Dr. Wheldon’s Regime
Similar to my effort to nail down the list of supplements, I wanted to ensure that I completely understand the timing and process of Dr. Wheldon’s regime. I did not include NAC or B12 in the list above because it seems to be more a part of the specific regime or something that got changed in the chronology of the regime.
NAC 1200 mg (exposes Chlymydial EB’s)
Sublingual Vitamin B12 (methylcobalamin) 4000-5000 mg three times a day (also helps porphyria) (WOW, this is a lot!)
Other Supplements to be taken continuously, listed separately
First 2-3 months
Continue sublingual Vitamin B12 (methylcobalamin) 4000-5000 mg three times a day
Introduce Doxycycline 100mg once per day
When NAC and 100mg of Doxycycline are well tolerated, add Roxithromycin 150mg twice a day -or- Azithromycin 250mg three times a week
When NAC, 100mg Doxycycline per day and 150mg Roxithromycin twice a day (or 250mg three times a week) are well tolerated, increase Doxycycline to 200mg per day.
Following 9-10 months
Taper Sublingual Vitamin B12 (methylcobalamin) to 4000-5000 mg daily
Continue Doxycycline 200mg once per day
Continue Roxithromycin 150mg twice a day -or- Azithromycin 250 three times a week
Introduce Metronidazole (Flagyl) 400mg up to three times a day as follows:
First time take 1x 400 mg tablet. Then wait 3-4 weeks.
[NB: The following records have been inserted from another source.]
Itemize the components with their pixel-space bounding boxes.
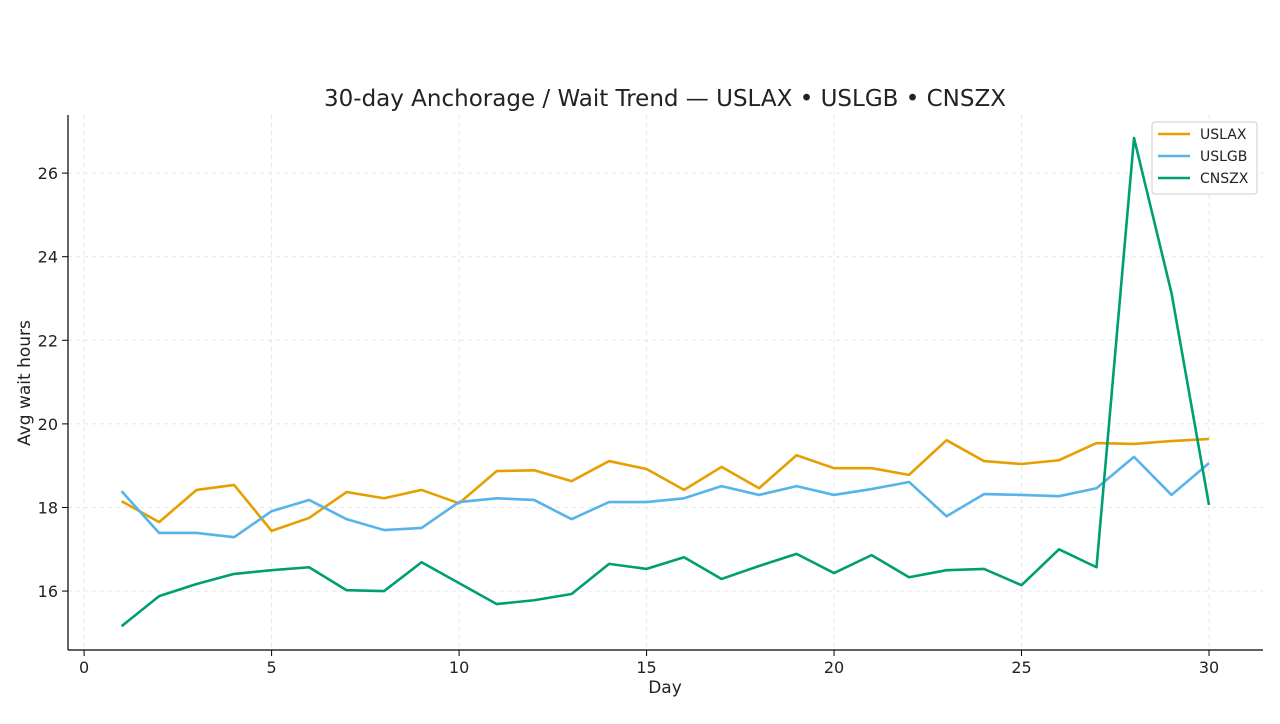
legend-label: CNSZX <box>1200 171 1249 187</box>
y-tick-label: 24 <box>38 248 58 267</box>
x-tick-label: 25 <box>1011 658 1031 677</box>
legend-box <box>1151 121 1258 195</box>
axes: 0 5 10 15 20 25 30 16 18 20 22 24 26 <box>38 115 1263 677</box>
y-tick-label: 20 <box>38 415 58 434</box>
x-tick-label: 0 <box>79 658 89 677</box>
legend: USLAX USLGB CNSZX <box>1151 121 1258 195</box>
x-tick-label: 10 <box>449 658 469 677</box>
x-tick-label: 20 <box>824 658 844 677</box>
x-axis-label: Day <box>648 678 682 698</box>
legend-label: USLAX <box>1200 127 1247 143</box>
series-line-uslax <box>120 437 1210 533</box>
chart-title: 30-day Anchorage / Wait Trend — USLAX • … <box>324 86 1006 112</box>
x-tick-label: 15 <box>636 658 656 677</box>
y-tick-label: 18 <box>38 498 58 517</box>
y-axis-label: Avg wait hours <box>15 320 35 446</box>
grid <box>68 115 1263 650</box>
y-tick-label: 16 <box>38 582 58 601</box>
legend-label: USLGB <box>1200 149 1247 165</box>
x-tick-label: 5 <box>267 658 277 677</box>
x-tick-label: 30 <box>1199 658 1219 677</box>
series-line-uslgb <box>120 455 1210 539</box>
series-lines <box>120 136 1211 628</box>
y-tick-label: 26 <box>38 164 58 183</box>
series-line-cnszx <box>120 136 1211 628</box>
y-tick-label: 22 <box>38 331 58 350</box>
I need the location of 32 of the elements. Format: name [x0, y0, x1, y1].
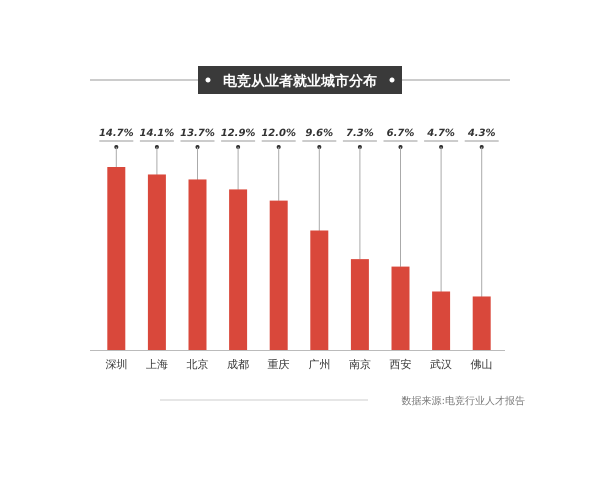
data-label: 14.1% [140, 128, 174, 139]
bar [229, 189, 248, 350]
x-tick-label: 重庆 [268, 358, 290, 371]
x-tick-label: 上海 [146, 358, 168, 371]
bar [310, 230, 328, 350]
x-tick-label: 南京 [348, 358, 371, 371]
x-tick-label: 广州 [308, 358, 330, 371]
chart-title: 电竞从业者就业城市分布 [223, 72, 377, 90]
bar [392, 266, 410, 350]
data-label: 12.0% [261, 128, 296, 139]
bar [472, 296, 491, 350]
x-tick-label: 深圳 [105, 358, 128, 371]
data-label: 4.3% [466, 128, 496, 139]
bar [350, 259, 369, 350]
bar [107, 167, 126, 350]
bar [432, 291, 450, 350]
x-tick-label: 武汉 [430, 358, 452, 371]
bar [148, 174, 166, 350]
bar [188, 179, 206, 350]
data-label: 12.9% [220, 128, 256, 139]
x-tick-label: 成都 [227, 358, 250, 371]
source-note: 数据来源:电竞行业人才报告 [402, 395, 525, 407]
data-label: 13.7% [180, 128, 215, 139]
data-label: 4.7% [426, 128, 455, 139]
data-label: 7.3% [346, 128, 374, 139]
x-tick-label: 西安 [390, 358, 412, 371]
x-tick-label: 北京 [186, 358, 208, 371]
data-label: 14.7% [98, 128, 134, 139]
bar [270, 200, 288, 350]
data-label: 6.7% [386, 128, 414, 139]
data-label: 9.6% [305, 128, 334, 139]
x-tick-label: 佛山 [470, 358, 493, 371]
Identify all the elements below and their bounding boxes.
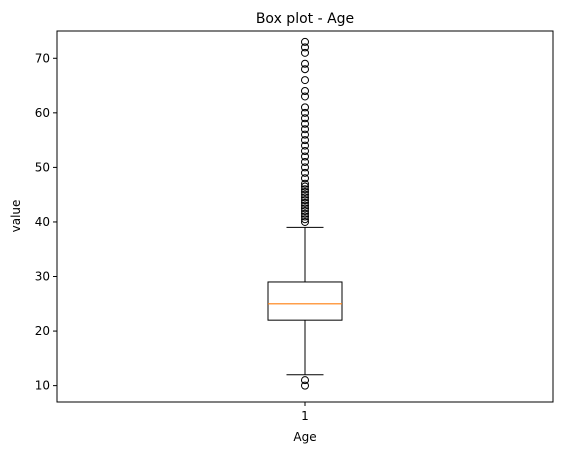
outlier-point [301,182,309,191]
outlier-point [301,130,309,139]
outlier-point [301,212,309,221]
outlier-point [301,141,309,150]
outlier-point [301,152,309,161]
y-tick-label: 70 [35,51,50,65]
outlier-point [301,376,309,385]
outlier-point [301,136,309,145]
outlier-point [301,179,309,188]
outlier-point [301,196,309,205]
outlier-point [301,48,309,57]
outlier-point [301,381,309,390]
x-tick-label: 1 [301,409,309,423]
outlier-point [301,108,309,117]
outlier-point [301,207,309,216]
outlier-point [301,201,309,210]
outlier-point [301,215,309,224]
outlier-point [301,92,309,101]
boxes-group [267,37,343,390]
iqr-box [267,281,343,321]
outlier-point [301,43,309,52]
outlier-point [301,147,309,156]
outlier-point [301,37,309,46]
outlier-point [301,217,309,226]
x-axis-label: Age [293,430,316,444]
y-tick-label: 40 [35,215,50,229]
outlier-point [301,168,309,177]
outlier-point [301,174,309,183]
outlier-point [301,65,309,74]
outlier-point [301,204,309,213]
outlier-point [301,76,309,85]
outlier-point [301,187,309,196]
outlier-point [301,114,309,123]
y-axis: 10 20 30 40 50 60 70 [35,51,57,393]
outlier-point [301,193,309,202]
y-tick-label: 10 [35,379,50,393]
y-tick-label: 60 [35,106,50,120]
outlier-point [301,198,309,207]
outlier-point [301,185,309,194]
outlier-point [301,190,309,199]
outlier-point [301,119,309,128]
x-axis: 1 [301,402,309,423]
y-axis-label: value [9,200,23,233]
outlier-point [301,163,309,172]
outlier-point [301,125,309,134]
outlier-point [301,59,309,68]
outlier-point [301,87,309,96]
y-tick-label: 50 [35,160,50,174]
outlier-point [301,209,309,218]
y-tick-label: 30 [35,270,50,284]
chart-title: Box plot - Age [256,11,354,27]
y-tick-label: 20 [35,324,50,338]
outlier-point [301,103,309,112]
outlier-point [301,157,309,166]
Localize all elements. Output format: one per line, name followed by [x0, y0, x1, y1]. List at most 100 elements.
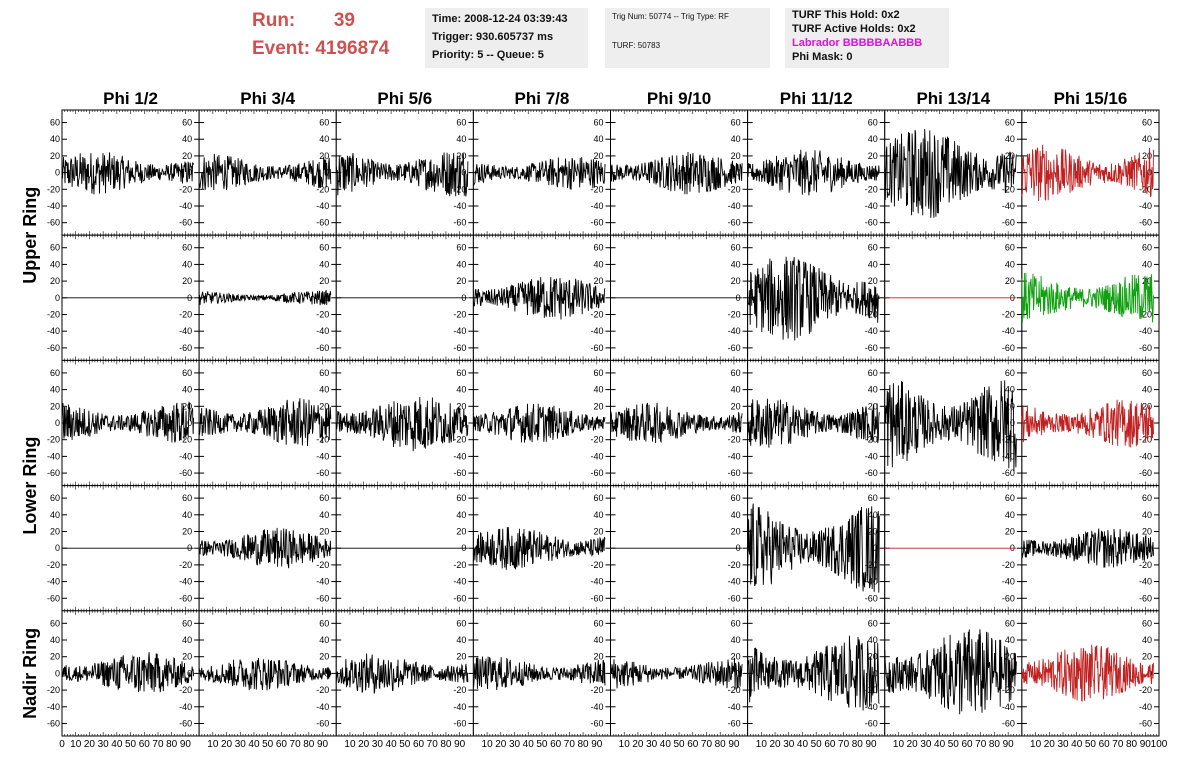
y-tick-label: 40 — [319, 385, 329, 395]
y-tick-label: -40 — [316, 201, 329, 211]
y-tick-label: 40 — [456, 635, 466, 645]
y-tick-label: -60 — [728, 718, 741, 728]
waveform-trace — [747, 398, 880, 448]
y-tick-label: -60 — [453, 468, 466, 478]
y-tick-label: 40 — [456, 385, 466, 395]
y-tick-label: -40 — [47, 201, 60, 211]
y-tick-label: -40 — [47, 451, 60, 461]
waveform-trace — [61, 400, 195, 443]
y-tick-label: 40 — [1005, 259, 1015, 269]
y-tick-label: -40 — [865, 702, 878, 712]
y-tick-label: 40 — [319, 259, 329, 269]
y-tick-label: -60 — [453, 343, 466, 353]
y-tick-label: -40 — [1002, 201, 1015, 211]
y-tick-label: -40 — [453, 702, 466, 712]
y-tick-label: -40 — [1002, 702, 1015, 712]
y-tick-label: 20 — [1142, 652, 1152, 662]
y-tick-label: 60 — [182, 493, 192, 503]
y-tick-label: 60 — [319, 118, 329, 128]
y-tick-label: 20 — [50, 276, 60, 286]
y-tick-label: 40 — [456, 259, 466, 269]
y-tick-label: 40 — [50, 635, 60, 645]
y-tick-label: 40 — [868, 134, 878, 144]
waveform-trace — [610, 657, 743, 690]
y-tick-label: -20 — [179, 685, 192, 695]
y-tick-label: 40 — [50, 510, 60, 520]
y-tick-label: -40 — [1139, 577, 1152, 587]
y-tick-label: 60 — [182, 243, 192, 253]
y-tick-label: -60 — [1139, 218, 1152, 228]
y-tick-label: -60 — [865, 343, 878, 353]
y-tick-label: 20 — [731, 276, 741, 286]
y-tick-label: 20 — [456, 276, 466, 286]
y-tick-label: 60 — [593, 493, 603, 503]
y-tick-label: -60 — [865, 218, 878, 228]
y-tick-label: -40 — [1002, 326, 1015, 336]
y-tick-label: 40 — [731, 635, 741, 645]
column-header: Phi 1/2 — [103, 89, 158, 108]
y-tick-label: 20 — [319, 151, 329, 161]
y-tick-label: -20 — [590, 309, 603, 319]
y-tick-label: 60 — [868, 618, 878, 628]
y-tick-label: -20 — [47, 685, 60, 695]
y-tick-label: 60 — [1142, 118, 1152, 128]
y-tick-label: -60 — [728, 468, 741, 478]
ring-label: Lower Ring — [20, 437, 40, 535]
y-tick-label: 40 — [1005, 510, 1015, 520]
ring-label: Upper Ring — [20, 187, 40, 284]
y-tick-label: 0 — [1010, 168, 1015, 178]
y-tick-label: -20 — [47, 184, 60, 194]
y-tick-label: 40 — [868, 385, 878, 395]
y-tick-label: -20 — [1139, 309, 1152, 319]
waveform-trace — [198, 527, 332, 569]
y-tick-label: -20 — [47, 560, 60, 570]
waveform-trace — [1021, 528, 1154, 568]
y-tick-label: 20 — [182, 276, 192, 286]
waveform-trace — [884, 380, 1017, 472]
y-tick-label: 20 — [731, 652, 741, 662]
priority-text: Priority: 5 -- Queue: 5 — [432, 49, 544, 61]
y-tick-label: -40 — [453, 451, 466, 461]
y-tick-label: -60 — [1139, 468, 1152, 478]
y-tick-label: -60 — [590, 218, 603, 228]
y-tick-label: 60 — [731, 493, 741, 503]
y-tick-label: 20 — [868, 401, 878, 411]
y-tick-label: -20 — [316, 309, 329, 319]
y-tick-label: 60 — [182, 118, 192, 128]
y-tick-label: 40 — [182, 259, 192, 269]
y-tick-label: 60 — [593, 618, 603, 628]
y-tick-label: 20 — [1005, 401, 1015, 411]
y-tick-label: 20 — [50, 527, 60, 537]
y-tick-label: -60 — [179, 218, 192, 228]
y-tick-label: -20 — [47, 435, 60, 445]
y-tick-label: 20 — [182, 401, 192, 411]
run-label: Run: — [252, 10, 296, 31]
y-tick-label: 60 — [1005, 493, 1015, 503]
y-tick-label: 60 — [593, 118, 603, 128]
y-tick-label: -60 — [316, 593, 329, 603]
y-tick-label: -40 — [179, 451, 192, 461]
y-tick-label: -20 — [728, 309, 741, 319]
y-tick-label: 40 — [731, 385, 741, 395]
y-tick-label: -40 — [1002, 577, 1015, 587]
y-tick-label: -40 — [590, 702, 603, 712]
turf-active-holds-text: TURF Active Holds: 0x2 — [792, 23, 916, 35]
y-tick-label: -40 — [179, 702, 192, 712]
y-tick-label: 0 — [461, 668, 466, 678]
y-tick-label: 60 — [731, 368, 741, 378]
y-tick-label: 20 — [456, 151, 466, 161]
y-tick-label: 20 — [868, 276, 878, 286]
y-tick-label: 40 — [593, 510, 603, 520]
y-tick-label: -40 — [728, 326, 741, 336]
y-tick-label: -60 — [316, 343, 329, 353]
y-tick-label: -60 — [453, 218, 466, 228]
y-tick-label: 60 — [868, 243, 878, 253]
ring-label: Nadir Ring — [20, 628, 40, 719]
y-tick-label: 0 — [55, 293, 60, 303]
column-header: Phi 13/14 — [916, 89, 990, 108]
y-tick-label: -20 — [1139, 560, 1152, 570]
y-tick-label: 40 — [731, 510, 741, 520]
waveform-trace — [747, 635, 880, 711]
y-tick-label: 60 — [319, 243, 329, 253]
y-tick-label: 40 — [456, 134, 466, 144]
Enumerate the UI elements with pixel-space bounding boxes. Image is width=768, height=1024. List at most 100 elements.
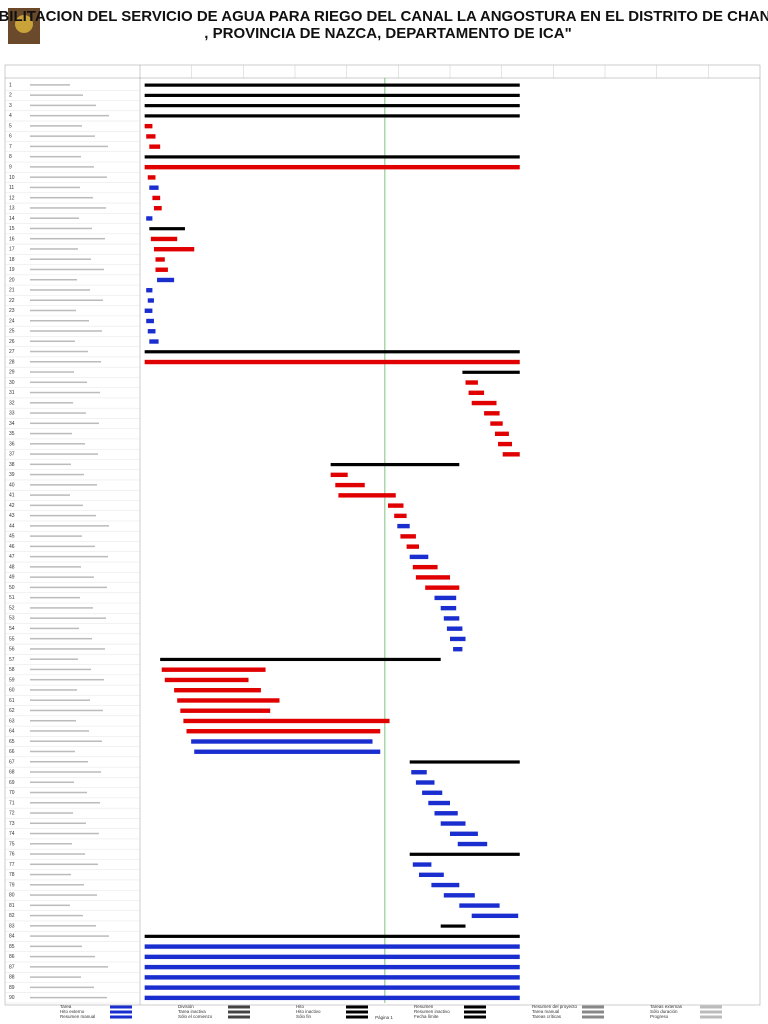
task-name-placeholder [30,289,90,291]
task-name-placeholder [30,268,104,271]
task-name-placeholder [30,361,101,363]
task-name-placeholder [30,627,79,630]
row-id: 64 [9,729,15,735]
row-id: 51 [9,595,15,601]
task-bar [147,175,156,180]
task-bar [471,400,497,406]
legend-swatch [346,1005,368,1009]
row-id: 4 [9,113,12,119]
task-name-placeholder [30,443,85,445]
task-name-placeholder [30,689,77,691]
task-name-placeholder [30,545,95,548]
task-name-placeholder [30,135,95,137]
task-bar [415,780,435,785]
row-id: 29 [9,370,15,376]
task-name-placeholder [30,237,105,240]
row-id: 30 [9,380,15,386]
row-id: 42 [9,503,15,509]
task-bar [453,646,463,652]
task-name-placeholder [30,514,96,517]
task-name-placeholder [30,873,71,876]
task-bar [434,811,458,816]
row-id: 12 [9,195,15,201]
row-id: 82 [9,913,15,919]
row-id: 3 [9,103,12,109]
task-bar [146,318,154,324]
row-id: 80 [9,893,15,899]
row-id: 45 [9,534,15,540]
row-id: 39 [9,472,15,478]
task-bar [411,770,427,775]
legend-label: Hito inactivo [296,1009,321,1014]
row-id: 47 [9,554,15,560]
summary-bar [144,104,520,108]
legend-label: Tareas críticas [532,1014,562,1019]
legend-swatch [228,1010,250,1014]
task-bar [502,452,520,457]
task-bar [419,872,444,878]
task-name-placeholder [30,822,86,825]
task-name-placeholder [30,166,94,168]
title-line-2: , PROVINCIA DE NAZCA, DEPARTAMENTO DE IC… [204,25,571,42]
task-bar [330,472,348,478]
row-id: 19 [9,267,15,273]
task-bar [146,134,156,139]
task-bar [397,523,410,529]
legend-swatch [110,1005,132,1009]
row-id: 49 [9,575,15,581]
task-name-placeholder [30,976,81,978]
legend-swatch [464,1010,486,1014]
task-bar [459,903,500,908]
row-id: 2 [9,93,12,99]
row-id: 62 [9,708,15,714]
task-name-placeholder [30,760,88,763]
task-name-placeholder [30,802,100,804]
task-name-placeholder [30,84,70,86]
row-id: 15 [9,226,15,232]
row-id: 31 [9,390,15,396]
task-bar [164,677,249,683]
row-id: 10 [9,175,15,181]
task-bar [149,339,159,344]
task-name-placeholder [30,607,93,609]
task-name-placeholder [30,750,75,753]
task-name-placeholder [30,535,82,537]
task-bar [335,482,365,488]
task-bar [146,216,153,221]
task-bar [194,749,381,754]
row-id: 53 [9,616,15,622]
task-bar [144,964,520,970]
row-id: 44 [9,523,15,529]
task-bar [406,544,419,549]
task-name-placeholder [30,863,98,866]
row-id: 81 [9,903,15,909]
row-id: 34 [9,421,15,427]
task-bar [450,831,478,836]
task-bar [338,493,396,498]
task-name-placeholder [30,196,93,199]
task-bar [440,605,457,611]
logo-seal [15,15,33,33]
task-bar [180,708,271,713]
task-bar [434,595,457,601]
task-bar [161,667,266,672]
row-id: 20 [9,277,15,283]
task-bar [431,882,460,888]
row-id: 56 [9,647,15,653]
task-name-placeholder [30,504,83,507]
task-name-placeholder [30,125,82,127]
task-bar [457,841,488,847]
task-bar [471,913,519,919]
task-name-placeholder [30,781,74,784]
summary-bar [409,852,520,856]
task-name-placeholder [30,299,103,301]
row-id: 59 [9,677,15,683]
task-name-placeholder [30,391,100,394]
task-bar [183,718,390,724]
row-id: 27 [9,349,15,355]
task-name-placeholder [30,678,104,681]
task-name-placeholder [30,104,96,107]
gantt-frame [4,64,761,1006]
task-name-placeholder [30,719,76,722]
task-name-placeholder [30,145,108,148]
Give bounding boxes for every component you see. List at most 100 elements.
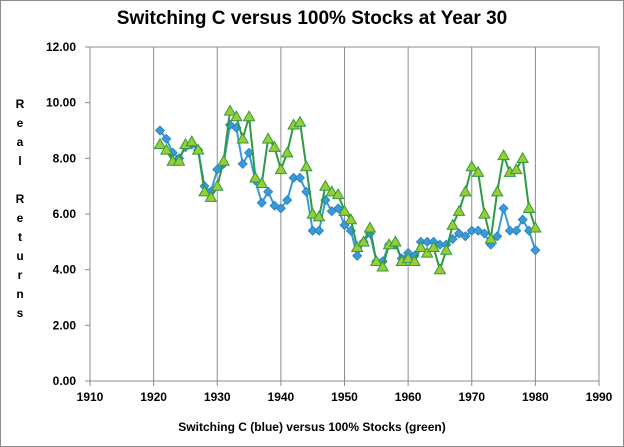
data-point-triangle	[389, 235, 402, 247]
data-point-triangle	[198, 185, 211, 197]
series-green	[153, 104, 542, 275]
x-tick-label: 1980	[522, 390, 549, 404]
data-point-triangle	[280, 146, 294, 158]
data-point-triangle	[268, 140, 281, 152]
data-point-triangle	[236, 132, 250, 144]
data-point-triangle	[210, 179, 224, 191]
data-point-triangle	[484, 232, 498, 244]
data-point-diamond	[256, 197, 267, 208]
x-tick-label: 1930	[204, 390, 231, 404]
data-point-triangle	[401, 252, 415, 264]
data-point-diamond	[517, 214, 528, 225]
data-point-diamond	[498, 203, 509, 214]
x-tick-label: 1940	[268, 390, 295, 404]
data-point-triangle	[439, 243, 453, 255]
data-point-diamond	[282, 195, 293, 206]
data-point-triangle	[465, 160, 479, 172]
data-point-triangle	[153, 137, 167, 150]
data-point-triangle	[414, 240, 428, 253]
x-tick-label: 1990	[586, 390, 613, 404]
y-tick-label: 4.00	[53, 263, 77, 277]
data-point-diamond	[161, 133, 172, 144]
data-point-triangle	[427, 240, 440, 253]
data-point-triangle	[338, 204, 351, 216]
series-line	[159, 123, 537, 263]
data-point-diamond	[333, 203, 344, 214]
data-point-triangle	[249, 171, 262, 183]
data-point-triangle	[357, 235, 370, 247]
x-axis-label: Switching C (blue) versus 100% Stocks (g…	[178, 420, 446, 434]
data-point-diamond	[275, 203, 286, 214]
x-tick-label: 1970	[458, 390, 485, 404]
x-tick-label: 1910	[77, 390, 104, 404]
y-tick-label: 12.00	[46, 40, 76, 54]
data-point-triangle	[350, 240, 364, 253]
data-point-triangle	[522, 201, 536, 214]
data-point-triangle	[191, 143, 205, 155]
data-point-diamond	[460, 231, 471, 242]
data-point-diamond	[511, 225, 522, 236]
data-point-diamond	[237, 158, 248, 169]
data-point-triangle	[376, 260, 390, 272]
y-axis-label-letter: t	[18, 230, 22, 244]
data-point-triangle	[299, 160, 313, 172]
data-point-triangle	[172, 154, 186, 166]
data-point-triangle	[229, 110, 243, 122]
data-point-diamond	[154, 125, 166, 136]
data-point-diamond	[492, 231, 503, 242]
data-point-triangle	[408, 254, 421, 266]
data-point-triangle	[363, 221, 377, 233]
data-point-diamond	[530, 245, 541, 256]
y-axis-label-letter: R	[15, 97, 25, 111]
data-point-triangle	[325, 185, 339, 197]
y-axis-label-letter: u	[16, 249, 24, 263]
data-point-triangle	[312, 210, 326, 222]
data-point-triangle	[274, 162, 288, 175]
series-group	[153, 104, 542, 275]
data-point-diamond	[212, 164, 223, 175]
data-point-triangle	[369, 254, 383, 266]
x-tick-label: 1950	[331, 390, 358, 404]
data-point-triangle	[478, 207, 491, 219]
data-point-diamond	[294, 172, 306, 183]
data-point-triangle	[319, 179, 332, 191]
y-axis-label-letter: r	[17, 268, 23, 282]
data-point-triangle	[293, 115, 307, 127]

Second time, take 1x 400 mg tablet. If that seems to be tolerable take a second one the same day and if that seems tolerable take a third one that day. If first day is well tolerated, shoot for 2 days or maybe 3 or more until it is not tolerable. Don't go beyond 5 days (15x 400 mg tablets). Then wait 3-4 weeks.
Third time and thereafter, repeat the second time.
Discontinue daily use of Doxycycline and Roxithromycin
Discontinue Metronidazole (Flagyl) 400mg x3 pulses every 3-4 weeks
Introduce two weeks of Doxycycline 200mg once per day taken concurrently with Roxithromycin 150mg twice a day -or- Azithromycin 250 three times a week
Introduce Metronidazole (Flagyl) 400mg three times daily for 5 days in second week of intermittent Doxycycline and Roxithromycin
Take no antibiotics for 6 weeks
Repeat this process for second year in 5 more two-month cycles.
Did I get this pretty accurately?
I want to also add that since Kim is on quarterly Novantrone (just completed #5), it is my understanding that we might want to time the Metronidazole pulses to be a week before the Novantrone infusion and then 2-3 weeks after the infusion. Is that logical? Did I get that right Daisy?